In the vaulted cellar of the next castle just one league (4 km we would say today) further upstream, Hugo was surprised to meet three slender and graceful blond blue-eyed girls.

“The oldest of the sisters was already a woman, the youngest was still a child. And yet in age they were no more than two years apart. Only the middle sister was a young girl. Since they entered the cellar she had blushed a lot, smiled a little and hadn’t said a word.”

The girls were speaking English together, so he summoned up all of his English language skills, making a special effort to pronounce the th correctly, and asked the oldest of the three: “Miss, what is, if you please, the name of this castle?” She gave him a lovely smile and replied in absolutely fluent French that the castle was called Falkenburg.  

The girls were not English at all but French. They were touring with their father and had been speaking English to amuse themselves (the youngest one said) and for the practice (the oldest one said). The middle sister said nothing but Hugo found her the most beautiful of the three, “a true princess from a fairy tale”. 

“She looked at me twice, but did not speak to me. She was the only one of the three whose voice I never heard, but she was also the only one whose name I learned. There was an instant when her younger sister said very quietly: ‘Look, Stella!’ I had never realized until that instant how much there is that is limpid, luminous and charming in that name of a star.” 

On one of the walls the girls found a Latin inscription that they couldn’t understand, so they went off to find their father so he could explain it to them. 

Hugo himself could have explained it, but: “They didn’t even think of asking me; I was a bit humiliated that my English had given them such a bad impression of my Latin.” 

(My translations from Letter XX of Le Rhin by Victor Hugo.)

Falkenburg, by the way, is now better known as Reichenstein Castle.

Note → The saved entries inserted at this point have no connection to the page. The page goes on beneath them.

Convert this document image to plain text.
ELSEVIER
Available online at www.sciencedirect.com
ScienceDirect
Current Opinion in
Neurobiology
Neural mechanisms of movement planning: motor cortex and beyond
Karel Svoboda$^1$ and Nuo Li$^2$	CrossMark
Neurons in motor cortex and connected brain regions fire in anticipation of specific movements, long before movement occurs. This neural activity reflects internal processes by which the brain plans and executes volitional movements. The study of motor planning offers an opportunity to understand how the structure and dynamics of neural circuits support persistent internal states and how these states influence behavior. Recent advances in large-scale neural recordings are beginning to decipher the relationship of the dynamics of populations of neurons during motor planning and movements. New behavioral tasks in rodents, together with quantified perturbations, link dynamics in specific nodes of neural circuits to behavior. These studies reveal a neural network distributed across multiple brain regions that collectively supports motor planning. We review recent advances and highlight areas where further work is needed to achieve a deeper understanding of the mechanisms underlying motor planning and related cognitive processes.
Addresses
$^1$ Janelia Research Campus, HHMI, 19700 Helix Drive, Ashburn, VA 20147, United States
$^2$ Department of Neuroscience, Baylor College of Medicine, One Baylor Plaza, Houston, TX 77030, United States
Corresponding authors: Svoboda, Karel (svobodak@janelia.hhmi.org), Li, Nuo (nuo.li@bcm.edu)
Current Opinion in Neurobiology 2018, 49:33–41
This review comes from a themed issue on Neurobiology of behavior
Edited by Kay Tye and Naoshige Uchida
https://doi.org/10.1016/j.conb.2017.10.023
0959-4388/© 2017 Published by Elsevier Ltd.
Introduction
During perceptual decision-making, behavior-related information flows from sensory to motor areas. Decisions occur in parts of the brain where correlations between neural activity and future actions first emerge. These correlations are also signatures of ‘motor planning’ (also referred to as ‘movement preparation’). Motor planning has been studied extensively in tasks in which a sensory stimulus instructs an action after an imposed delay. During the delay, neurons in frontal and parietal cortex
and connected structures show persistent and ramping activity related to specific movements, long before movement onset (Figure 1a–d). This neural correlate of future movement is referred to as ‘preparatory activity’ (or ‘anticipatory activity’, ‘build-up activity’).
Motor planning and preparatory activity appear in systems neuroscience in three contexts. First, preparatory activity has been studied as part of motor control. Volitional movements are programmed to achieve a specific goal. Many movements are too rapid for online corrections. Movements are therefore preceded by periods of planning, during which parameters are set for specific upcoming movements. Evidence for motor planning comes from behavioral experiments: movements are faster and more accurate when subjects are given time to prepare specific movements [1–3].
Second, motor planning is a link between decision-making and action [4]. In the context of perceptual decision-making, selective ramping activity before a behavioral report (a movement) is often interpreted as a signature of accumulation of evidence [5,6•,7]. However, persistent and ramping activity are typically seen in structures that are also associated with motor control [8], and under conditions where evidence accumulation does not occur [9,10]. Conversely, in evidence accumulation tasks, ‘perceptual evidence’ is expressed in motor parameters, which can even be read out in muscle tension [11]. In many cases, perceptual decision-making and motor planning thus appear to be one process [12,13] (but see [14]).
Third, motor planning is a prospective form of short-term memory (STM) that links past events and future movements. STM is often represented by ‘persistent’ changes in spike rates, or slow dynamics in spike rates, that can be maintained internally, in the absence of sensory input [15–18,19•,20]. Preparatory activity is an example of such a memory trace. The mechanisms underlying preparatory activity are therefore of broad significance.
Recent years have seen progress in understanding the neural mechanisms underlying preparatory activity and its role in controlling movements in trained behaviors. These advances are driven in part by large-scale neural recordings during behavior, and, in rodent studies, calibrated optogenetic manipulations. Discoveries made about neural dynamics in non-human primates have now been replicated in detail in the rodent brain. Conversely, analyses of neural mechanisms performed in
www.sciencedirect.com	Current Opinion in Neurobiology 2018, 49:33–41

It is located above the town of Trechtingshausen at km 536, which is seven kilometers upstream from Bacharach.

Bust of Victor Hugo at Bingen

To commemorate his journey there is now a bust of Victor Hugo on the banks of the Rhine River at Bingen, which is fourteen and a half kilometers upstream from Bacharach, a distance of just over nine miles or — as Hugo himself would have said — just over three and a half lieues (in English: leagues).

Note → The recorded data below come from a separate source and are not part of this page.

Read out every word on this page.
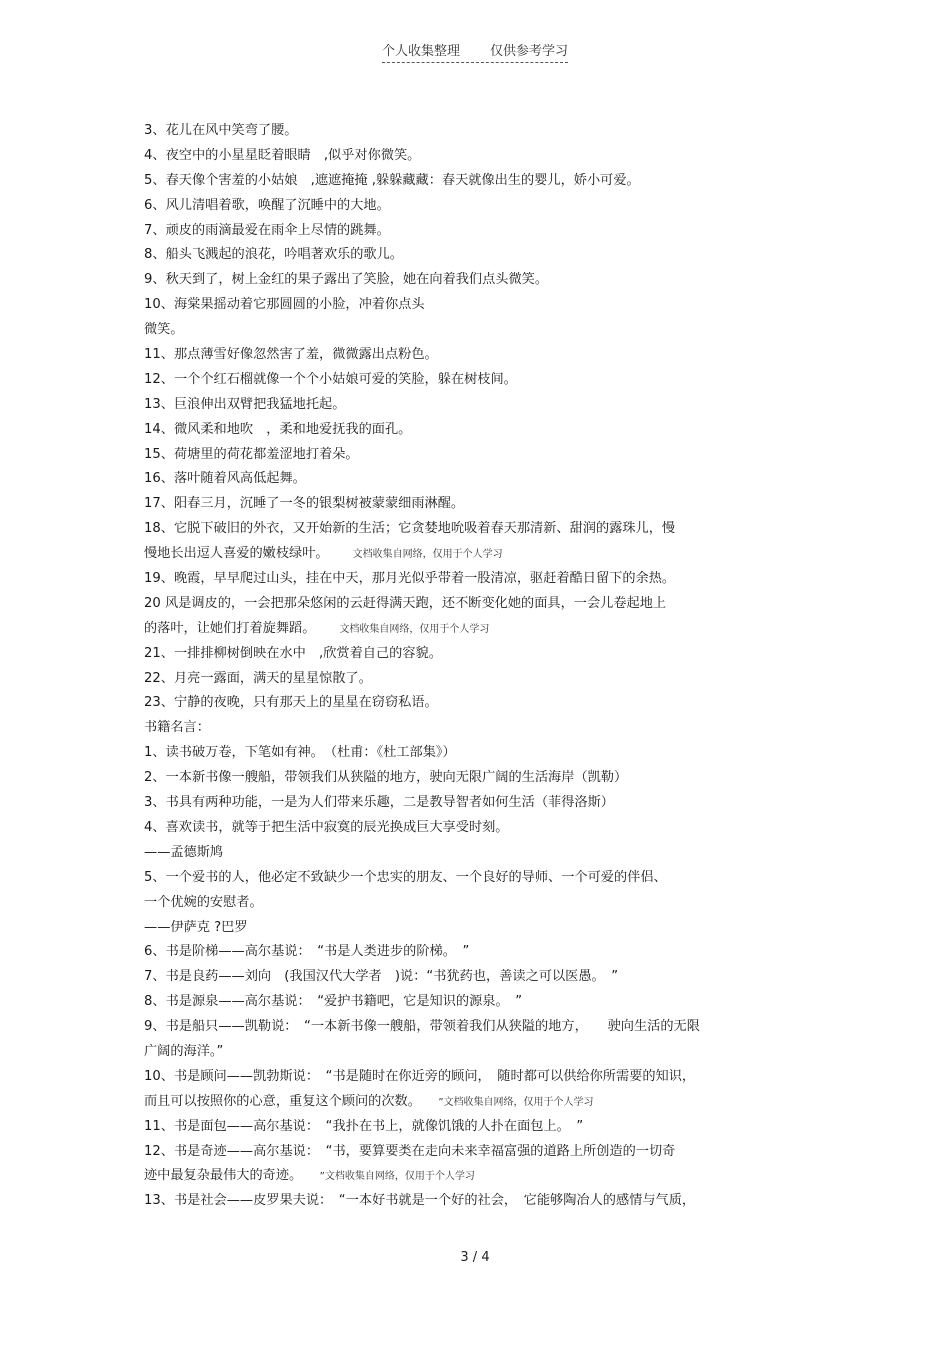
个人收集整理 仅供参考学习
3、花儿在风中笑弯了腰。
4、夜空中的小星星眨着眼睛　,似乎对你微笑。
5、春天像个害羞的小姑娘　,遮遮掩掩 ,躲躲藏藏：春天就像出生的婴儿，娇小可爱。
6、风儿清唱着歌，唤醒了沉睡中的大地。
7、顽皮的雨滴最爱在雨伞上尽情的跳舞。
8、船头飞溅起的浪花，吟唱著欢乐的歌儿。
9、秋天到了，树上金红的果子露出了笑脸，她在向着我们点头微笑。
10、海棠果摇动着它那圆圆的小脸，冲着你点头
微笑。
11、那点薄雪好像忽然害了羞，微微露出点粉色。
12、一个个红石榴就像一个个小姑娘可爱的笑脸，躲在树枝间。
13、巨浪伸出双臂把我猛地托起。
14、微风柔和地吹　，柔和地爱抚我的面孔。
15、荷塘里的荷花都羞涩地打着朵。
16、落叶随着风高低起舞。
17、阳春三月，沉睡了一冬的银梨树被蒙蒙细雨淋醒。
18、它脱下破旧的外衣，又开始新的生活；它贪婪地吮吸着春天那清新、甜润的露珠儿，慢
慢地长出逗人喜爱的嫩枝绿叶。 文档收集自网络，仅用于个人学习
19、晚霞，早早爬过山头，挂在中天，那月光似乎带着一股清凉，驱赶着酷日留下的余热。
20 风是调皮的，一会把那朵悠闲的云赶得满天跑，还不断变化她的面具，一会儿卷起地上
的落叶，让她们打着旋舞蹈。 文档收集自网络，仅用于个人学习
21、一排排柳树倒映在水中　,欣赏着自己的容貌。
22、月亮一露面，满天的星星惊散了。
23、宁静的夜晚，只有那天上的星星在窃窃私语。
书籍名言：
1、读书破万卷，下笔如有神。　（杜甫：《杜工部集》）
2、一本新书像一艘船，带领我们从狭隘的地方，驶向无限广阔的生活海岸（凯勒）
3、书具有两种功能，一是为人们带来乐趣，二是教导智者如何生活（菲得洛斯）
4、喜欢读书，就等于把生活中寂寞的辰光换成巨大享受时刻。
——孟德斯鸠
5、一个爱书的人，他必定不致缺少一个忠实的朋友、一个良好的导师、一个可爱的伴侣、
一个优婉的安慰者。
——伊萨克 ?巴罗
6、书是阶梯——高尔基说：　“书是人类进步的阶梯。　”
7、书是良药——刘向　(我国汉代大学者　)说：“书犹药也，善读之可以医愚。　”
8、书是源泉——高尔基说：　“爱护书籍吧，它是知识的源泉。　”
9、书是船只——凯勒说：　“一本新书像一艘船，带领着我们从狭隘的地方，　　驶向生活的无限
广阔的海洋。”
10、书是顾问——凯勃斯说：　“书是随时在你近旁的顾问，　随时都可以供给你所需要的知识，
而且可以按照你的心意，重复这个顾问的次数。 ”文档收集自网络，仅用于个人学习
11、书是面包——高尔基说：　“我扑在书上，就像饥饿的人扑在面包上。　”
12、书是奇迹——高尔基说：　“书，要算要类在走向未来幸福富强的道路上所创造的一切奇
迹中最复杂最伟大的奇迹。 ”文档收集自网络，仅用于个人学习
13、书是社会——皮罗果夫说：　“一本好书就是一个好的社会，　它能够陶冶人的感情与气质，
3 / 4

It turns out that Victor Hugo was fiercely opposed to the metric system of measurement. He wrote in his Rhine book that kilomètres were part of “the disgusting language that the law wants to force on us, as though it were the prerogative of the law to make the language. On the contrary, my friend, in a huge number of cases it is the language that should make the law.”

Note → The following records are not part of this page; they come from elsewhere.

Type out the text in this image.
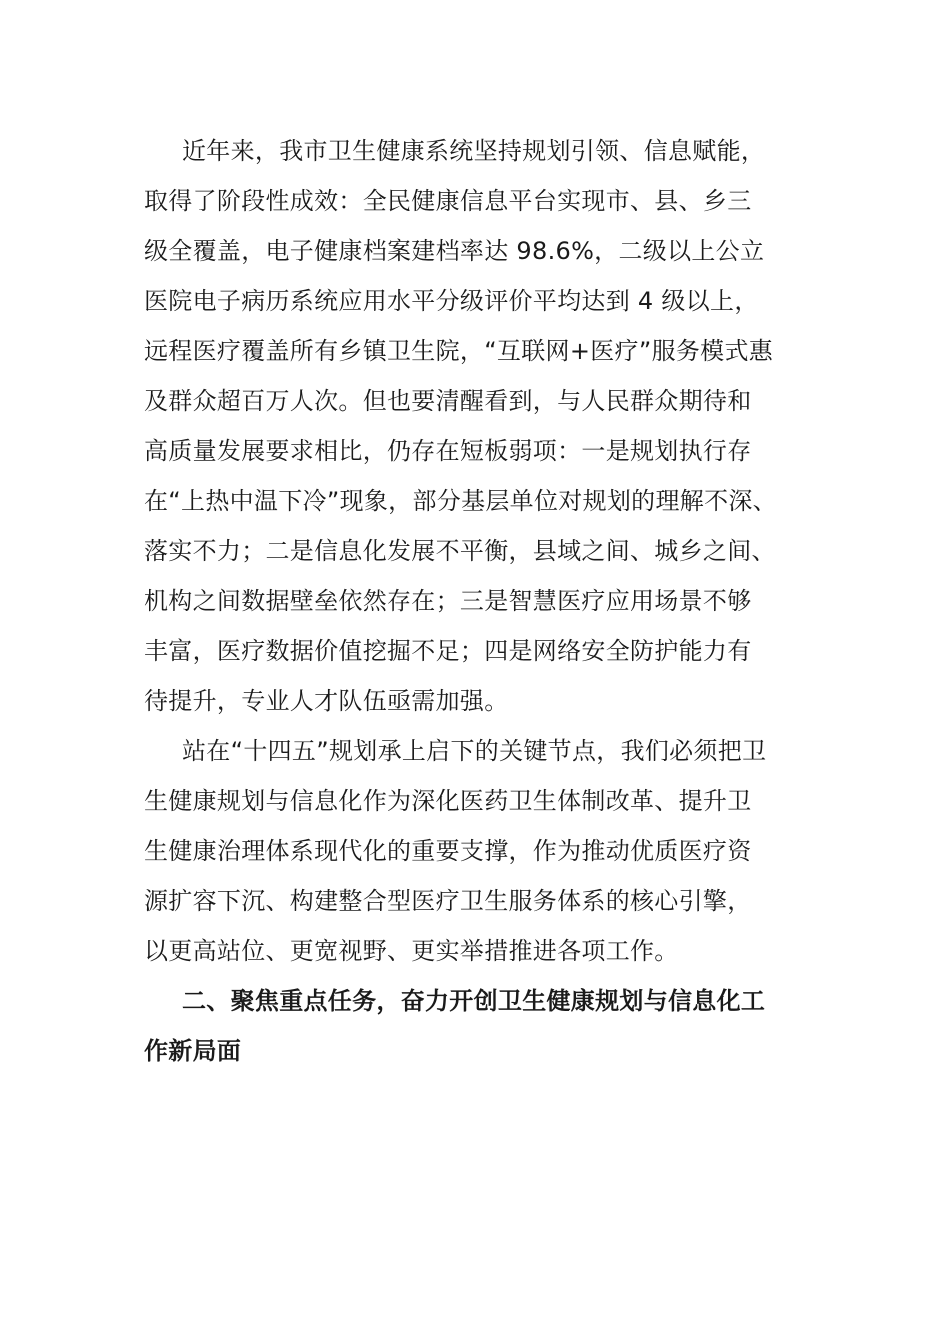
近年来，我市卫生健康系统坚持规划引领、信息赋能，
取得了阶段性成效：全民健康信息平台实现市、县、乡三
级全覆盖，电子健康档案建档率达 98.6%，二级以上公立
医院电子病历系统应用水平分级评价平均达到 4 级以上，
远程医疗覆盖所有乡镇卫生院，“互联网+医疗”服务模式惠
及群众超百万人次。但也要清醒看到，与人民群众期待和
高质量发展要求相比，仍存在短板弱项：一是规划执行存
在“上热中温下冷”现象，部分基层单位对规划的理解不深、
落实不力；二是信息化发展不平衡，县域之间、城乡之间、
机构之间数据壁垒依然存在；三是智慧医疗应用场景不够
丰富，医疗数据价值挖掘不足；四是网络安全防护能力有
待提升，专业人才队伍亟需加强。
站在“十四五”规划承上启下的关键节点，我们必须把卫
生健康规划与信息化作为深化医药卫生体制改革、提升卫
生健康治理体系现代化的重要支撑，作为推动优质医疗资
源扩容下沉、构建整合型医疗卫生服务体系的核心引擎，
以更高站位、更宽视野、更实举措推进各项工作。
二、聚焦重点任务，奋力开创卫生健康规划与信息化工
作新局面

Forty-one years after his death, through no fault of his own, Victor Hugo was declared a saint — not by the Roman Catholic Church, of course, but by the newly founded Cao Dai religion in Vietnam. In 1964/65 I had the privilege of living for several months with an elderly Cao Dai couple in Tân Ba, Vietnam, as I have described in one of my Tân Ba posts.

My photos in this post are from June 2010. The text was last revised in 2017.